Читать книгу Eine Freundschaft aus dem Schicksal geboren - Jutta Andresen - Страница 14

[Kapitel 10]

Оглавление

Inzwischen sind ein paar Tage vergangen, und heute erhalte ich die lang ersehnte Antwort von Andy. Ich bin so aufgeregt und hatte eigentlich schon gar nicht mehr daran geglaubt, dass er sich meldet. Es sind sehr bewegende, aufrichtige Worte eines jungen Mannes, der selbst noch unter einem Schock steht. Plötzlich wird mir klar, dass ich nur an mich denke, an meinen Schmerz und an meine Trauer. Ich vergesse alle Menschen um mich herum, die genauso trauern.

Wie konnte ich so egoistisch sein?

Ich wünschte, der junge Mann würde vor mir stehen, und ich könnte ihn in den Arm nehmen. Es geht ihm nicht gut, aber er würde mir in Kürze mehr Details zukommen lassen. Ich schreibe ihm zurück und zeige mein Verständnis. Daraufhin erfahre ich, dass der Fahrer ein langjähriger Freund von ihm ist. Vorsichtig frage ich nach seinem Namen. Andy schreibt ihn mir und schon wieder habe ich das mulmige Gefühl im Magen, und mein ganzer Körper zittert im Inneren, als wenn ich hohes Fieber habe.

Wer ist er?

Was ist er für ein Mensch?

Durch wen ist meine Tochter ums Leben gekommen?

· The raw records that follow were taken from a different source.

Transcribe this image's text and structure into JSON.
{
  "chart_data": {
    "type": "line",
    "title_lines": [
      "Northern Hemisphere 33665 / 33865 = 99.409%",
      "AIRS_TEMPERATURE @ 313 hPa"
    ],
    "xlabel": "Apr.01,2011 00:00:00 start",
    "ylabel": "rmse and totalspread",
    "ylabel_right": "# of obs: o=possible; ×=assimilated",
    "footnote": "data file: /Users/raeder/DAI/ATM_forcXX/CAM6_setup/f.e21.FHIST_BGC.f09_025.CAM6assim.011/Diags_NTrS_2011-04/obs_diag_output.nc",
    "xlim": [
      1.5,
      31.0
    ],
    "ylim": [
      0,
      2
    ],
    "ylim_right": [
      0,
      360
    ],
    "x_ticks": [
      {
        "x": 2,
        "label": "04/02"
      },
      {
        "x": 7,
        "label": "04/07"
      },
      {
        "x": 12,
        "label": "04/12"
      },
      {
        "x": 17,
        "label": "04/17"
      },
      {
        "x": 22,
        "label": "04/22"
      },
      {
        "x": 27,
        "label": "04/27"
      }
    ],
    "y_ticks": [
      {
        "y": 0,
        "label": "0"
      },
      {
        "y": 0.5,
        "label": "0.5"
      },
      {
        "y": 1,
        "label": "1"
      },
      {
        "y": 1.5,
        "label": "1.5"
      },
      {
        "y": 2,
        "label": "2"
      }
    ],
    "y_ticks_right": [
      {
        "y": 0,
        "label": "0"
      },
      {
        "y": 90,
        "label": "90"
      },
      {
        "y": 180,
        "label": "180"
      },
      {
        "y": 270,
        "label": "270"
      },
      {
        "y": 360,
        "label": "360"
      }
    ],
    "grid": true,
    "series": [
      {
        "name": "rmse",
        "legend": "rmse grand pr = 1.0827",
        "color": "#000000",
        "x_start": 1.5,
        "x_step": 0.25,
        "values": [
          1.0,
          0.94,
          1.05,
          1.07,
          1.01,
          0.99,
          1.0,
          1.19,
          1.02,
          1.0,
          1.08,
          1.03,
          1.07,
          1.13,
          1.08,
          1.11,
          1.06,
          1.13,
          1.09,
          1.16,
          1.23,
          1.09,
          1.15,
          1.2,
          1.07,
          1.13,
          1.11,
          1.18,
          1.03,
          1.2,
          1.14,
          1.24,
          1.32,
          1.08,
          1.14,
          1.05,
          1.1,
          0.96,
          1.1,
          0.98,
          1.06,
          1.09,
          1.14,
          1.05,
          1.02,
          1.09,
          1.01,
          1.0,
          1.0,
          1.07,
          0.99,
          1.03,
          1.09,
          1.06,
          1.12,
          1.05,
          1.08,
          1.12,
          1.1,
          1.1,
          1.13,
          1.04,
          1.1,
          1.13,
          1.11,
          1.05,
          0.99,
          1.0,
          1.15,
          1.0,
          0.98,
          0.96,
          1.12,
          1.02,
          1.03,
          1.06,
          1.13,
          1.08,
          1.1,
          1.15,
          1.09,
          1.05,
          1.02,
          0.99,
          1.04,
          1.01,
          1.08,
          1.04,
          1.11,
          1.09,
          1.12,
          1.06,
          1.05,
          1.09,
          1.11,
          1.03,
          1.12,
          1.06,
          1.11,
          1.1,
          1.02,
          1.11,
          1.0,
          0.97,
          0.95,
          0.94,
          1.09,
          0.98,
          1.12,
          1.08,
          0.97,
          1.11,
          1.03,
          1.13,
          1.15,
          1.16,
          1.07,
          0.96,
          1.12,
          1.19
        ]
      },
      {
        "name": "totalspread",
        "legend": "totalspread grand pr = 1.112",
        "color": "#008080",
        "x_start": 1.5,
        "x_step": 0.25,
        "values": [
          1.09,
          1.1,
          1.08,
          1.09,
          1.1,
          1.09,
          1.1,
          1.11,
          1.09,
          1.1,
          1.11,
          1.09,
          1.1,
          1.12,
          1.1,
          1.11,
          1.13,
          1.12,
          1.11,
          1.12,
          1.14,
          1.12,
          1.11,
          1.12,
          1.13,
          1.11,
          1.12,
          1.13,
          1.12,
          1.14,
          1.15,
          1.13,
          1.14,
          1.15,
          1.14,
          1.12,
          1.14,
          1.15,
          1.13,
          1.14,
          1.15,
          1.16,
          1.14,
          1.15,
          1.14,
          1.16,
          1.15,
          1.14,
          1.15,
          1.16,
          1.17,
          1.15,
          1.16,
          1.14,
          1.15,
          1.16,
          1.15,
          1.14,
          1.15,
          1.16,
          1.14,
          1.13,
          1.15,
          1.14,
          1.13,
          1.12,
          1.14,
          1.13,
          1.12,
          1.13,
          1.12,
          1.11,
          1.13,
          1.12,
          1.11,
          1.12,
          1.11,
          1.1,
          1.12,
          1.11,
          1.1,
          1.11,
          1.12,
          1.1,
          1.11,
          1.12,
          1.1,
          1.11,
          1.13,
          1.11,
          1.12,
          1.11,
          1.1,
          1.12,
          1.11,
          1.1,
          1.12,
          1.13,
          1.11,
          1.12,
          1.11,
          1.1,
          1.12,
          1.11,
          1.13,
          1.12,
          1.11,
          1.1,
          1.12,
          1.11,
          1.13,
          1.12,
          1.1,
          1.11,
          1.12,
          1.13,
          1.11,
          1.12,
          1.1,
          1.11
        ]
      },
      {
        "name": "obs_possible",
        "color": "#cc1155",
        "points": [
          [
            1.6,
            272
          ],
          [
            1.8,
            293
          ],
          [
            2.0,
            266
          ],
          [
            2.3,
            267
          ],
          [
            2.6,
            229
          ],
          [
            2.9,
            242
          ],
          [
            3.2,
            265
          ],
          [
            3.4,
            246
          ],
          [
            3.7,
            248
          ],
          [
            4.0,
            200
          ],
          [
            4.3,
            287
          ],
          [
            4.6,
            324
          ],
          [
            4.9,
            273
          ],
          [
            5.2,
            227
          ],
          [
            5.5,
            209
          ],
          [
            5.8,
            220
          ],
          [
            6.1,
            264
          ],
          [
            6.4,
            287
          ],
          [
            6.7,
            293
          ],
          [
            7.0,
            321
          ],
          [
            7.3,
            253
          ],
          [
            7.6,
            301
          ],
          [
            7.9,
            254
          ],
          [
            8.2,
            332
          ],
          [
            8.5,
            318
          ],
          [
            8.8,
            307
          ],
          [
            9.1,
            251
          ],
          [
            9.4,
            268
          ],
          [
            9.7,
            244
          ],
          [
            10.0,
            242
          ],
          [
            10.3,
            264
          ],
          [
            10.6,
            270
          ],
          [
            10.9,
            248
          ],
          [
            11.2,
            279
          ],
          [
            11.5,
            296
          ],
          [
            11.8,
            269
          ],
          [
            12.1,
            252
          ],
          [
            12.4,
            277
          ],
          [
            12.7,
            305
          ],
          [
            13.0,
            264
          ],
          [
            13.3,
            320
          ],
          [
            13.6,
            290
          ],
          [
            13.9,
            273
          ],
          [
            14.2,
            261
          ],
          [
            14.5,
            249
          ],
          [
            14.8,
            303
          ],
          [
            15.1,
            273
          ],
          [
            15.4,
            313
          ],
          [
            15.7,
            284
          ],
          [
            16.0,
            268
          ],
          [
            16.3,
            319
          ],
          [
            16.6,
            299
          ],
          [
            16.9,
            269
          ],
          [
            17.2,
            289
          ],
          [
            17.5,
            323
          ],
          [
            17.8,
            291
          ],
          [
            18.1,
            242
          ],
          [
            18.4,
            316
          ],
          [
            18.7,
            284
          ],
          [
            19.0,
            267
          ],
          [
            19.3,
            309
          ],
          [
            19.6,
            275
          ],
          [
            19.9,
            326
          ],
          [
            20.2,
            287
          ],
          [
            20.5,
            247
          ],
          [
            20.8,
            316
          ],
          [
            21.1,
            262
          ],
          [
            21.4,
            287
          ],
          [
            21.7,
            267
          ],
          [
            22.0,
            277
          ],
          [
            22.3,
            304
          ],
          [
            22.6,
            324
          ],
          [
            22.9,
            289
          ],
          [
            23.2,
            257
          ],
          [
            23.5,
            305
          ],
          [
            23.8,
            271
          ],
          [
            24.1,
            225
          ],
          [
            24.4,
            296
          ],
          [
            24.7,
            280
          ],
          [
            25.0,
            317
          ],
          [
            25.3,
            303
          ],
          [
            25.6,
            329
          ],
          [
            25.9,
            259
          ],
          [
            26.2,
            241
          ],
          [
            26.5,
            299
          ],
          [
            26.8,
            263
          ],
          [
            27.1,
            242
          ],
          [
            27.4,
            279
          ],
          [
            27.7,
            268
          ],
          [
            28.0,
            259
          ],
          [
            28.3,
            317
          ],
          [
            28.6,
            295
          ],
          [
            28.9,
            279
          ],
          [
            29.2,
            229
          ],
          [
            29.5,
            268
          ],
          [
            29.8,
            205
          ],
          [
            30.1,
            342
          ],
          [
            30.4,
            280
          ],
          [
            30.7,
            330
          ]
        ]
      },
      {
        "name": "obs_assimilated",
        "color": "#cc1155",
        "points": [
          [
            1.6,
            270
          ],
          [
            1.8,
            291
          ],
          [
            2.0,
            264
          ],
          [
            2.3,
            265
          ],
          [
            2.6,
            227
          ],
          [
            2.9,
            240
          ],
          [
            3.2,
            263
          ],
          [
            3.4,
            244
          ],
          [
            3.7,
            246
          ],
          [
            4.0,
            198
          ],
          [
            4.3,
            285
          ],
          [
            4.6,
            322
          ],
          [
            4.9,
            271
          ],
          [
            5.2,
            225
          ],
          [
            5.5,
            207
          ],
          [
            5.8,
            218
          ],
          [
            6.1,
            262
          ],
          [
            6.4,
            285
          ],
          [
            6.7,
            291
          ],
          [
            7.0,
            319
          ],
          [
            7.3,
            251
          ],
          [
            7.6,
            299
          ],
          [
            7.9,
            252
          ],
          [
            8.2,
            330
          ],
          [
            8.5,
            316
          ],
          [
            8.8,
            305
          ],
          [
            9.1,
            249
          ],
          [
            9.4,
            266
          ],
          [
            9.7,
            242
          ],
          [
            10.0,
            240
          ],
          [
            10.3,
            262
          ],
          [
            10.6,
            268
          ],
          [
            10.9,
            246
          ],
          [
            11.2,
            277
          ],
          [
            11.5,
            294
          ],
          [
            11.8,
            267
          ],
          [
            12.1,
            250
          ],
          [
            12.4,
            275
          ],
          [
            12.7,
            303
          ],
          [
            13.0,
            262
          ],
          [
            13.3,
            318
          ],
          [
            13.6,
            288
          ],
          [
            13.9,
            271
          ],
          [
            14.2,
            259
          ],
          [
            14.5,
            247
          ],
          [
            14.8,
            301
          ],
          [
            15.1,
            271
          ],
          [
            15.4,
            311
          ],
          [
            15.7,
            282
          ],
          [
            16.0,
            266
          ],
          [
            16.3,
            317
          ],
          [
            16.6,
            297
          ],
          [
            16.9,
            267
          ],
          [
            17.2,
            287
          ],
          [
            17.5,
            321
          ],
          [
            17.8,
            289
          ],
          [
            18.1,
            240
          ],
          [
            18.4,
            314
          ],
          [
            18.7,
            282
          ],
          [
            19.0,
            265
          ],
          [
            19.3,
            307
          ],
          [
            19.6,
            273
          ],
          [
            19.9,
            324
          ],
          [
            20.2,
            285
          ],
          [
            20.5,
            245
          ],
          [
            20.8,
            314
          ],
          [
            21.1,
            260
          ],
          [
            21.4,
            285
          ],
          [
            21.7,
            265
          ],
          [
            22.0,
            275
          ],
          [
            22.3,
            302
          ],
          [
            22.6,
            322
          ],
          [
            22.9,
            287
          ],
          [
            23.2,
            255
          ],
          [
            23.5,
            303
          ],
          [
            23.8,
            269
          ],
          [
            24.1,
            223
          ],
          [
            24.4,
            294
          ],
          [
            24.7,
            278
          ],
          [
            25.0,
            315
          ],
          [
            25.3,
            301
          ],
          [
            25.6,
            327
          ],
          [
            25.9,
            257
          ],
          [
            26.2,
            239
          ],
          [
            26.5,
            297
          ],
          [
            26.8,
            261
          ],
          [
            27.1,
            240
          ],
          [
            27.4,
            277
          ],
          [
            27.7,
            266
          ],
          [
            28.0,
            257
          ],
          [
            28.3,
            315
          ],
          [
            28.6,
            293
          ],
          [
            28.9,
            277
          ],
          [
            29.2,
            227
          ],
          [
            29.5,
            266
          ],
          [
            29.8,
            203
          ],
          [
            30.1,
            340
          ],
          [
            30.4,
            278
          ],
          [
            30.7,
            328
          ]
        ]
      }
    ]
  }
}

Ich bin hin und her gerissen, ich möchte alles wissen … oder auch nicht. Es ist alles so schwer!

Lieber Gott was hast du mir da aufgebürdet?

Wie soll ich damit klarkommen? Was soll ich tun? Wie geht es weiter? Du hast mir mein Liebstes genommen! WARUM? Wie soll ich an dich glauben?

Und, Tassi, wo bist Du?

Wie würdest du handeln?

Du warst ein ganz besonderer Mensch. Wir waren nicht immer einer Meinung, aber du fehlst mir so sehr. Tag und Nacht, einfach immer.

Ich stehe nun hier mit meiner Schubkarre, voll beladen – und es ist so schwer sie anzuheben.

Den Zettel mit dem Namen des Fahrers lege ich erst einmal beiseite. Ich habe heute die Entscheidung getroffen, wieder an meinen Arbeitsplatz zurück zu kehren. Allerdings möchte ich nicht mehr in der Notfallaufnahme arbeiten, und es wurde mir ein Platz in der stationären Aufnahme angeboten. Dort habe ich einen eigenen Bereich und kann auch einmal durchatmen, wenn ich es brauche.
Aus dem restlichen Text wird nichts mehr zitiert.